5. La décision attaquée, qui refuse de rétablir à Mme A et M. B le bénéfice des conditions matérielles d’accueil, est fondée sur la circonstance que les intéressés n’ont pas respecté les exigences des autorités chargées de l’asile en s’abstenant de se présenter à l’embarquement du vol prévu en vue de leur acheminement vers l’Italie, alors responsable de l’examen de leur demande d’asile. Cependant, il ressort de l’entretien de vulnérabilité mené par un agent de l’Office français de l’immigration et de l’intégration le 6 août 2024 que M. B a signalé souffrir de problèmes de santé. Il produit un certificat médical d’un médecin de l’Office français de l’immigration et de l’intégration du 22 août 2024 et un certificat médical d’un médecin généraliste en date du 1er octobre 2024, selon lesquels il souffre de cardiopathie ischémique, d’hypertension artérielle, d’insuffisance rénale chronique, d’hypercholestérolémie, d’hypertriglycéridémie, d’exogénose, de diabète et de goutte. Le médecin généraliste ajoute que l’intéressé a bénéficié de la pose d’un stent en 2010 et fait l’objet d’un suivi spécialisé par un cardiologue, un néphrologue et un endocrinologue. En outre, il ressort d’un compte rendu de passage aux urgences de l’intéressé, qu’il a été hospitalisé le 8 août 2024 pour précordialgies. Par ailleurs, il ressort de l’entretien de vulnérabilité du 6 août 2024 que Mme A et M. B se trouvent isolés sans famille en France, sans ressource avec deux enfants, dont un mineur de huit ans, et qu’ils ne disposent d’aucune solution d’hébergement. Dans ces conditions, les requérants et leurs enfants, dont il n’est pas contredit qu’ils vivent à la rue, sont dans une situation de vulnérabilité au sens des dispositions précitées. Dès lors, l’Office français de l’immigration et de l’intégration, en ne permettant pas aux intéressés de bénéficier des conditions matérielles d’accueil, sans avoir suffisamment mesuré la vulnérabilité de leur situation, a entachée sa décision d’une erreur manifeste d’appréciation.

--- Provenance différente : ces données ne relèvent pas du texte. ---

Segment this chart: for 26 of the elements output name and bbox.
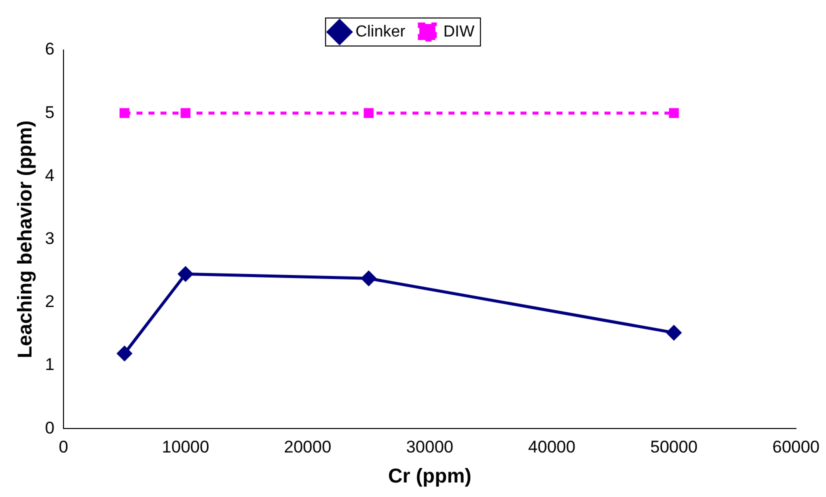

6. Il résulte de ce qui précède, et sans qu’il soit besoin de statuer sur les autres moyens de la requête, que Mme A et M. B sont fondés à demander l’annulation de la décision du 13 septembre 2024 par laquelle l’Office français de l’immigration et de l’intégration a refusé de leur rétablir le bénéfice des conditions matérielles d’accueil.
Sur les conclusions à fin d’injonction sous astreinte :
7. Eu égard au motif d’annulation retenu, le présent jugement implique que soit enjoint à l’Office français de l’immigration et de l’intégration d’accorder, dans le délai de deux mois à compter de la notification du présent jugement, les conditions matérielles d’accueil à Mme A et M. B.
Sur les conclusions relatives aux frais d’instance :
8. Sous réserve de l’admission définitive de Mme A et M. B à l’aide juridictionnelle et sous réserve que Me Sarasqueta renonce à percevoir la somme correspondant à la part contributive de l’Etat, l’Office français de l’immigration et de l’intégration versera à Me Sarasqueta une somme de 1 000 euros en application des dispositions du deuxième alinéa de l’article 37 de la loi du 10 juillet 1991 et l’article L. 761-1 du Code de justice administrative.
DÉCIDE :
Article 1er : Mme A et M. B sont admis au bénéfice de l’aide juridictionnelle provisoire.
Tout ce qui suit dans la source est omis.